After about an hour or so, the one with the eyebrows exits her building, which seems like it might hold within it doctor’s appointments. We follow her. Eventually, she looks behind her. We ask her her name. She recognizes us and makes a witty comment. Because it is college, we seem less like a stalker than we will later in life. We are not sure what is going to happen as we are only one today, and therefore less certain, but there is something in those eyebrows that makes us take her hand unexpectedly near the lower parking lot. We end up kissing her by the fountain that is straight shoots of timed water. She is not as surprised as we might expect. She seems to be used to this. We end up kissing her for an hour, and her lips are so soft they are almost like a joke.
It lasts almost a year. It is our longest relationship. She has nightmares all the time, and huddles into our armpit in the darkness, but during the daytime she walks like she’s a cartoon hero. We actually catch some of her tears in a vial and hold it in our pocket and finger it when she’s at events working the crowd with all her teeth doing all that business. We grip the vial of tears knowing that at any moment we could expose her and the crowd might turn and tear her to pieces. We want to take care of her every minute. We want to make sure her eyebrows are safe; every time she shows up with those weak brown hairs growing in like poor weeds, like murmurs from a third world country, we are filled with a desire to strangle her while we whisper her name for the rest of our lives. We are worried all the time because she seems like the type to walk into danger without realizing it; after all, she let us kiss her by the fountain in broad daylight. She, however, is not worried about herself, or about us. We are very rarely the receptacles of worry, what with that compass we hold upon our neck.

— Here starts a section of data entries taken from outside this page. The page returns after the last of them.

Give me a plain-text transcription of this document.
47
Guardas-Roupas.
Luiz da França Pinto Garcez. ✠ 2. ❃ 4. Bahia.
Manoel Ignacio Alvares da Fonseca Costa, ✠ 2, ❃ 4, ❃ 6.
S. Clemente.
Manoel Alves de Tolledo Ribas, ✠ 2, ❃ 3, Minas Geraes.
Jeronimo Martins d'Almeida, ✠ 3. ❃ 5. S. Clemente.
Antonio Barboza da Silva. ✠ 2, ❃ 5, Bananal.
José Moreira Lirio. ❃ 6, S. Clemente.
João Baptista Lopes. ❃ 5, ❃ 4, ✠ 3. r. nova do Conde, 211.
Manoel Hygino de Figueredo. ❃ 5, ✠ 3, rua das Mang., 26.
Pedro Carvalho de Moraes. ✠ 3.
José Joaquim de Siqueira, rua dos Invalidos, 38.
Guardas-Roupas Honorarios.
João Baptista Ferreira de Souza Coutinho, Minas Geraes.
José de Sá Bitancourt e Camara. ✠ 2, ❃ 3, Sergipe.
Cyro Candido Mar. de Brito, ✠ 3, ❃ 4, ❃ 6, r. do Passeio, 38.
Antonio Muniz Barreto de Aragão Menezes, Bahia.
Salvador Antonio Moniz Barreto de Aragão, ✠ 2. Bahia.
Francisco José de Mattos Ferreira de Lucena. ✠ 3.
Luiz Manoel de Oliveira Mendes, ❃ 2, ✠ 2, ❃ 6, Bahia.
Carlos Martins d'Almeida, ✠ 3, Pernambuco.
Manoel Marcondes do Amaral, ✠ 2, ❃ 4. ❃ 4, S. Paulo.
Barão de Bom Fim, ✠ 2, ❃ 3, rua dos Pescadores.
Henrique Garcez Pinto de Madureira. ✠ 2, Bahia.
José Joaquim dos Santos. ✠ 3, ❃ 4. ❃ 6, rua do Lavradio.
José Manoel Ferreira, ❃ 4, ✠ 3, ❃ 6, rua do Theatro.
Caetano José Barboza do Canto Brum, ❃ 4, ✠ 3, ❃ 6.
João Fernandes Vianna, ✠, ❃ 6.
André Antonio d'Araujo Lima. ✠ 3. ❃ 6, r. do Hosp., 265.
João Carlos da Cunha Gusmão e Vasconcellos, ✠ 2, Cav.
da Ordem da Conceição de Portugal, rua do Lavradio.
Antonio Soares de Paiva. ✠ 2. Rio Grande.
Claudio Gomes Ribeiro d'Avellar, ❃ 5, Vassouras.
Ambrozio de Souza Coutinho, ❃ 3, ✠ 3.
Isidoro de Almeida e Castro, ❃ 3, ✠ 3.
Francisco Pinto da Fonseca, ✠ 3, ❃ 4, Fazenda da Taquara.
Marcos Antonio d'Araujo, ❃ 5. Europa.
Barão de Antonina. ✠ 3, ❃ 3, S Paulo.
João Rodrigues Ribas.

On month eleven, she leaves us. She finds the tear vial creepy, and she’s annoyed with the constant worrying and questionings. After waxing her eyebrows until they are invincible, she goes somewhere else, to ask someone new for directions. She has taken on a new map; us, we have lost our sense of order. We find ourselves heading over to sit by the same wall where we met her. We go there every day. We go there too often. We cannot stop going. We end up Debbie.
Many years later from that, we meet Debbie again. It is not at the reunion because we don’t attend reunions. We have lost touch with one another anyway, and why else would we go? The rest of the people in high school were an uninteresting blur. We do not know who Debbie is, but she knows who we are, as we sit outside at Bob’s Coffee Shop on Wilshire Boulevard pulling change from deep inside our pockets. She has a couple of kids that she is lugging along, and she stops to say hello. Remember? she says. You used to beat me up?